Legolas and Gimli slept and Aragorn lay flat, stretched upon his back; but Gandalf stood leaning on his staff, gazing into the darkness.' [528]
Not only does he not need sleep, he cannot be harmed by weapons: 'Indeed, my friends, none of you have any weapon that could hurt me' [516]. This carries with it the suggestion that all Gandalf's subsequent battlefield galavanting with Glamdring is a kind of play-acting: for he can no more be slain than could Milton's Satan. (Not a very flattering comparison, of course; and actually the state of affairs is logical, according to the shape of Tolkien's imaginarium .... G. has been put on the same level viz-a-viz mortality as the Nazgul, who similarly cannot be killed ... though Saruman, it transpires, can.) Gandalf then performs a sort of lazarus-act on Theoden: the king goes from being functionally dead, an inert and seemingly beyond-aged man ('a man so bent with age he seemed almost a dwarf ... There was a silence. The man did not move in his chair', 534-5) to being a vigorous leader and warrior.

This brings me to the Ents. Trees, whilst being, of course, alive, are more or less inert. Tolkien's brilliant move with the Ents, and much of the focus of this book, is the vivification of the insentient and unmoving. The Ents trope the coming to life of inert matter: the Ents are the scenic, character and structural externalisation of Gandalf's return to life.
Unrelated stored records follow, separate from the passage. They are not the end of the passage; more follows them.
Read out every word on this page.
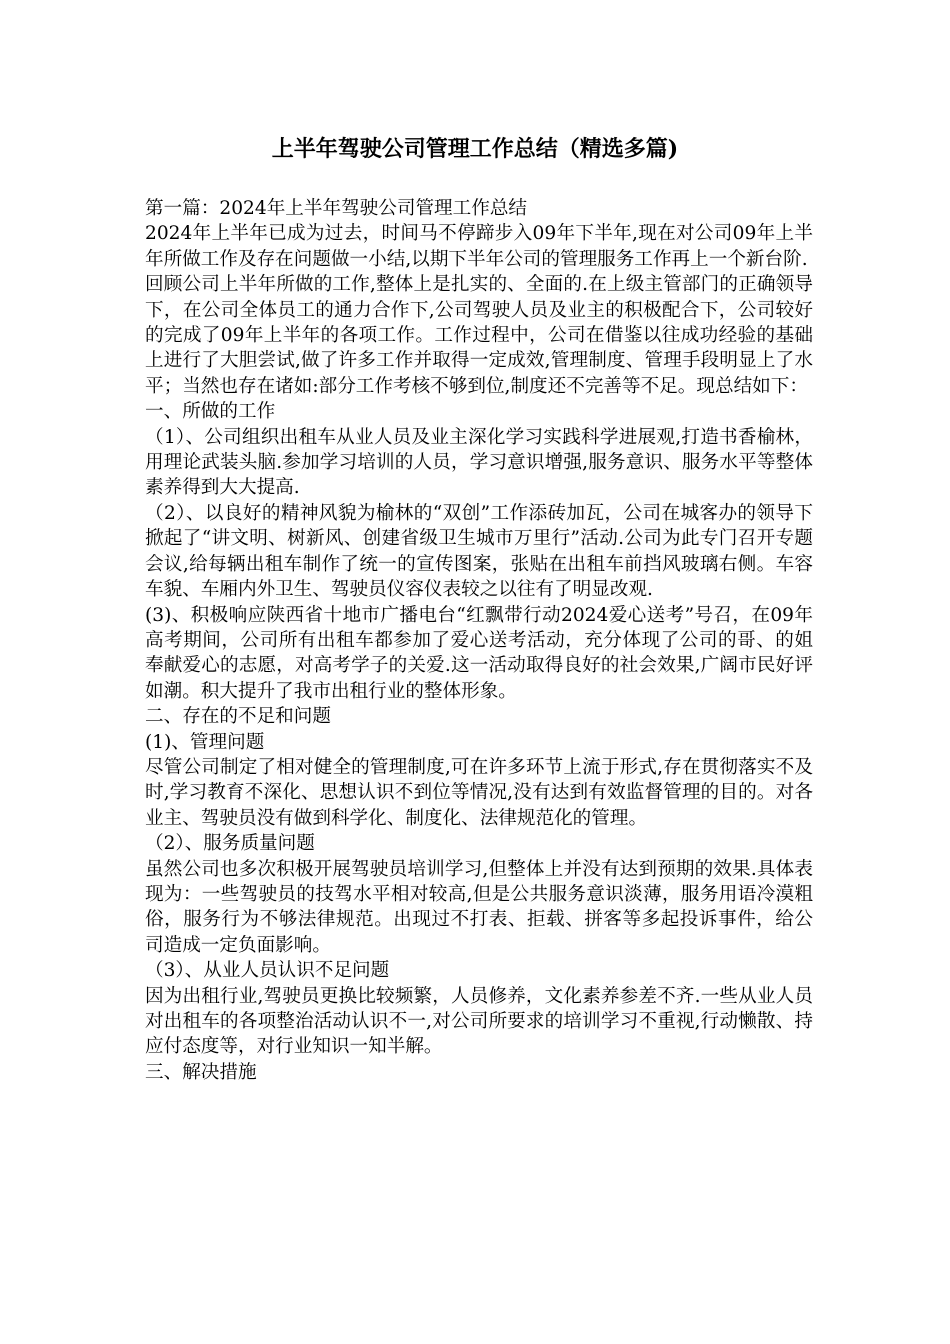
上半年驾驶公司管理工作总结（精选多篇)

第一篇：2024年上半年驾驶公司管理工作总结

2024年上半年已成为过去，时间马不停蹄步入09年下半年,现在对公司09年上半年所做工作及存在问题做一小结,以期下半年公司的管理服务工作再上一个新台阶.

回顾公司上半年所做的工作,整体上是扎实的、全面的.在上级主管部门的正确领导下，在公司全体员工的通力合作下,公司驾驶人员及业主的积极配合下，公司较好的完成了09年上半年的各项工作。工作过程中，公司在借鉴以往成功经验的基础上进行了大胆尝试,做了许多工作并取得一定成效,管理制度、管理手段明显上了水平；当然也存在诸如:部分工作考核不够到位,制度还不完善等不足。现总结如下：

一、所做的工作

（1）、公司组织出租车从业人员及业主深化学习实践科学进展观,打造书香榆林，用理论武装头脑.参加学习培训的人员，学习意识增强,服务意识、服务水平等整体素养得到大大提高.

（2）、以良好的精神风貌为榆林的“双创”工作添砖加瓦，公司在城客办的领导下掀起了“讲文明、树新风、创建省级卫生城市万里行”活动.公司为此专门召开专题会议,给每辆出租车制作了统一的宣传图案，张贴在出租车前挡风玻璃右侧。车容车貌、车厢内外卫生、驾驶员仪容仪表较之以往有了明显改观.

(3)、积极响应陕西省十地市广播电台“红飘带行动2024爱心送考”号召，在09年高考期间，公司所有出租车都参加了爱心送考活动，充分体现了公司的哥、的姐奉献爱心的志愿，对高考学子的关爱.这一活动取得良好的社会效果,广阔市民好评如潮。积大提升了我市出租行业的整体形象。

二、存在的不足和问题

(1)、管理问题

尽管公司制定了相对健全的管理制度,可在许多环节上流于形式,存在贯彻落实不及时,学习教育不深化、思想认识不到位等情况,没有达到有效监督管理的目的。对各业主、驾驶员没有做到科学化、制度化、法律规范化的管理。

（2）、服务质量问题

虽然公司也多次积极开展驾驶员培训学习,但整体上并没有达到预期的效果.具体表现为：一些驾驶员的技驾水平相对较高,但是公共服务意识淡薄，服务用语冷漠粗俗，服务行为不够法律规范。出现过不打表、拒载、拼客等多起投诉事件，给公司造成一定负面影响。

（3）、从业人员认识不足问题

因为出租行业,驾驶员更换比较频繁，人员修养，文化素养参差不齐.一些从业人员对出租车的各项整治活动认识不一,对公司所要求的培训学习不重视,行动懒散、持应付态度等，对行业知识一知半解。

三、解决措施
They (Ents, Gandalf) share a sense of the intense, beautiful slowness of everyday time -- in G.'s words: 'each day was as long as a life-age of the earth.' Yet both act swiftly, and decisively, against evil. To put it in a nutshell: in this book, the inert comes alive.

This, then, is (I think) the real meaning of the two towers of the title. The reference is not to the architecture of the secondary world, but rather to life and death themselves. This book traverses the hinterland between the Tower of Life and the Tower of Death, the crisscrossing and unexpected reappearances that weird space enables.